Other firms Feinberg criticized as having poor judgment included American Express Co. (AXP), American International Group Inc. (AIG), Bank of America Corp. (BAC), Boston Private Financial Holdings Inc. (BPFH), Capital One Financial Corp. (COF), CIT Group Inc. (CIT), M&T Bank Corp. (MTB), Regions Financial Corp. (RF), SunTrust Banks Inc. (STI), Bank of New York Mellon Corp. (BK), Morgan Stanley (MS), PNC Financial Services Group Inc. (PNC), U.S. Bancorp (USB) and Wells Fargo & Co. (WFC).

But he stopped short of saying any of the firms violated the public interest, the highest censure allowed by the law mandating his review. None of the firms violated any law or regulation when they made the payouts, Feinberg told reporters during a briefing Friday. His study covered the five-month window during which firms were getting government assistance but policymakers had not yet enacted executive compensation restrictions. Those rules came into force in early February 2009.

The payments "were ill-advised; they were troublesome. But I do not believe it is fair to declare ... that the payments were 'contrary to the public interest,'" he said.

Feinberg's decision to hold back on that front likely caused Wall Street to breathe a collective sigh of relief after enduring months of bonus-driven anger by the public and Congress.

"His report clarifies that the payments were within the public interest," said Scott Talbott, a top lobbyist for the Financial Services Roundtable, which represents several of the financial firms on Feinberg's list.

Feinberg seemed reluctant to stir up more controversy over bonuses paid out nearly two years ago. Had he deemed the payouts violated the public interest, he said, there would have been a "huge threat" of private lawsuits. It also could spark additional congressional intervention.

"I'm trying to minimize the likelihood that today's decision will trigger another round now of investigations and litigation," he said.

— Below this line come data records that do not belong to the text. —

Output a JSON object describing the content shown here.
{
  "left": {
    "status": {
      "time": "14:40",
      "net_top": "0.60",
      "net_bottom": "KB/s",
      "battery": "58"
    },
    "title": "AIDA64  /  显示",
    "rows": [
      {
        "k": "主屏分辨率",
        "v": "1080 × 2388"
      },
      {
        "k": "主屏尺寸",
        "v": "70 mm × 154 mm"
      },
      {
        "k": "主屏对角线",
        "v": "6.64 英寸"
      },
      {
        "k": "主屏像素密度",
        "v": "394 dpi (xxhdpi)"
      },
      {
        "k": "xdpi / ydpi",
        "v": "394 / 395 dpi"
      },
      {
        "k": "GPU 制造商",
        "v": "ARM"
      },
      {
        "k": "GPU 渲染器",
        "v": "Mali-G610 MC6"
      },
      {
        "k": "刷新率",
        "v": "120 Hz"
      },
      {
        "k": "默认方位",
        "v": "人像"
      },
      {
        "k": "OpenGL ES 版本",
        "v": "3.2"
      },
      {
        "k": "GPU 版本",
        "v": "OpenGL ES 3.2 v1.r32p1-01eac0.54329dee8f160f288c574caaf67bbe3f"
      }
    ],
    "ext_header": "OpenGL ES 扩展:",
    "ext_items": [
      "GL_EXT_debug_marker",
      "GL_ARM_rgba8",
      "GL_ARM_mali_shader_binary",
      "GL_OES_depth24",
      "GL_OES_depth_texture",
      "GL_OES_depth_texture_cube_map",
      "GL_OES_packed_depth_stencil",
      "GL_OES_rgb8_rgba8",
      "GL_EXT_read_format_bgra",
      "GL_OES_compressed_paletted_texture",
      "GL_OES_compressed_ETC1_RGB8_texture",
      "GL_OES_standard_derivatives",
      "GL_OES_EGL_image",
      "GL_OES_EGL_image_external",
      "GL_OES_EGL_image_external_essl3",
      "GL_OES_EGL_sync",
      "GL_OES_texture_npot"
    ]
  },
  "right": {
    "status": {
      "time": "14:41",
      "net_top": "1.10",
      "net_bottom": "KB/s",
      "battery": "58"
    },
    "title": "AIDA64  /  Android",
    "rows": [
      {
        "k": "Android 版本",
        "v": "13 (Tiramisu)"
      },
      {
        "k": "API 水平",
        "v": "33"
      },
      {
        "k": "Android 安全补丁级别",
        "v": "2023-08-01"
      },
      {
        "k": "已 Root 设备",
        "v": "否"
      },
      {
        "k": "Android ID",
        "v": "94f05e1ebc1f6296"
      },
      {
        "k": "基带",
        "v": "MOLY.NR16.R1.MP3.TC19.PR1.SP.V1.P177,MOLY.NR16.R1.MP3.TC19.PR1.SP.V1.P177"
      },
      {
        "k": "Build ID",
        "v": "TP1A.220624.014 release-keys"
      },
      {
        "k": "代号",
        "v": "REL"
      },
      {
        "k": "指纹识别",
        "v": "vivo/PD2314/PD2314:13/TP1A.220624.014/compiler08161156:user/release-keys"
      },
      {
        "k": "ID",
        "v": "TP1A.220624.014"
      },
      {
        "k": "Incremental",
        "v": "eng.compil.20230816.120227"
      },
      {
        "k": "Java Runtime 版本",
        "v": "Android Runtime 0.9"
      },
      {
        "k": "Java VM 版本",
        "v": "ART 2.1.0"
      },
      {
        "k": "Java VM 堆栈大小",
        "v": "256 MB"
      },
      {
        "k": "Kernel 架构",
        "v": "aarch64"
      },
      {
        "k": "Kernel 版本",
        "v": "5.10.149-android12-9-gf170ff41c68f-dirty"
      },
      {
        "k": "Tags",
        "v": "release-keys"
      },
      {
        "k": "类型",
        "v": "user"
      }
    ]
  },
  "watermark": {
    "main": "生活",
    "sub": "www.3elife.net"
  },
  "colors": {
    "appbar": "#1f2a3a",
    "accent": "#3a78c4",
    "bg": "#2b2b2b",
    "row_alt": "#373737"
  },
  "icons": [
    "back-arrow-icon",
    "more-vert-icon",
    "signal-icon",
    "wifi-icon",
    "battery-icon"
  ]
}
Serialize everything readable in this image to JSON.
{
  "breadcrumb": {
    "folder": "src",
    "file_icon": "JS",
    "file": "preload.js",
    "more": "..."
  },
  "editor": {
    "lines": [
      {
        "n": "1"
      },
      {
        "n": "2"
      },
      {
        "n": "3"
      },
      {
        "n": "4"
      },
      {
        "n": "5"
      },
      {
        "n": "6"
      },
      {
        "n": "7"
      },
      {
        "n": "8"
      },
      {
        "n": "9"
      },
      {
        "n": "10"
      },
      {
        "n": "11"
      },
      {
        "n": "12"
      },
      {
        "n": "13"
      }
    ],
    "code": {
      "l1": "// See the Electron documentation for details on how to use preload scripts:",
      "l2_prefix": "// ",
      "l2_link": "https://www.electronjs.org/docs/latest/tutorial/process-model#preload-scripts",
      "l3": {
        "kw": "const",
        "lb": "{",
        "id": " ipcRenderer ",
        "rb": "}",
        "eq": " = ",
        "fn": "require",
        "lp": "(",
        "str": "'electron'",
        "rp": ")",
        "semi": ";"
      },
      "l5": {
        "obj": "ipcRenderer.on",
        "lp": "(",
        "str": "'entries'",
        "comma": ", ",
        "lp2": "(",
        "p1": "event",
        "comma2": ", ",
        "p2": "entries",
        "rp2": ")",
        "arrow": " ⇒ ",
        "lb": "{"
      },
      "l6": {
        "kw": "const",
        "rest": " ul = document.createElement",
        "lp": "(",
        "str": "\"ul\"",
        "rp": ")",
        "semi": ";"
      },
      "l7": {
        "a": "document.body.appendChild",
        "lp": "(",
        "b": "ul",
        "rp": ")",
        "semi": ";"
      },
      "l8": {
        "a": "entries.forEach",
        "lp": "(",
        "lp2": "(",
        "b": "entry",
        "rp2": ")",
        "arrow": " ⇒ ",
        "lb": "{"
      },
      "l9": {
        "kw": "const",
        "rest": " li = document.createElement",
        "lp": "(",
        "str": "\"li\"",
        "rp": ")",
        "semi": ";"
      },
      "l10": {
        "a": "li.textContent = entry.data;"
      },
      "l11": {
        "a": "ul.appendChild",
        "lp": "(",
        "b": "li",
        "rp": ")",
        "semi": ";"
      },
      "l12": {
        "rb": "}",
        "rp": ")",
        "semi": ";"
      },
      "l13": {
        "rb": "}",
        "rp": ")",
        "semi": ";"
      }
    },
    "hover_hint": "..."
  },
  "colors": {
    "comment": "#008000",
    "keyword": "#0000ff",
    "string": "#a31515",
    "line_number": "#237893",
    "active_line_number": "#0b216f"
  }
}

"This is armchair quarterbacking," he said separately.

Feinberg also said he felt it was inappropriate for him to ask any of the 17 firms to claw back or reimburse taxpayers for the bonus payouts. Under the law he has no authority to demand repayment, but Congress did direct him to request reimbursement if appropriate.

When asked, he refused to give any company-specific detail of the payments included in the $1.6 billion figure, citing again his desire to balance his congressional mandate to perform the survey with the desire to avoid micromanaging the firms in question.

Nonetheless, Feinberg felt these payouts were misguided enough to push the firms to adopt a policy that would limit their ability to pay out large sums during the next crisis. This so-called "break provision," would be triggered by a decision of the company's board of directors that the firm was in a crisis situation. It would then enable a company's compensation committee to restructure, reduce or cancel pending executive payouts.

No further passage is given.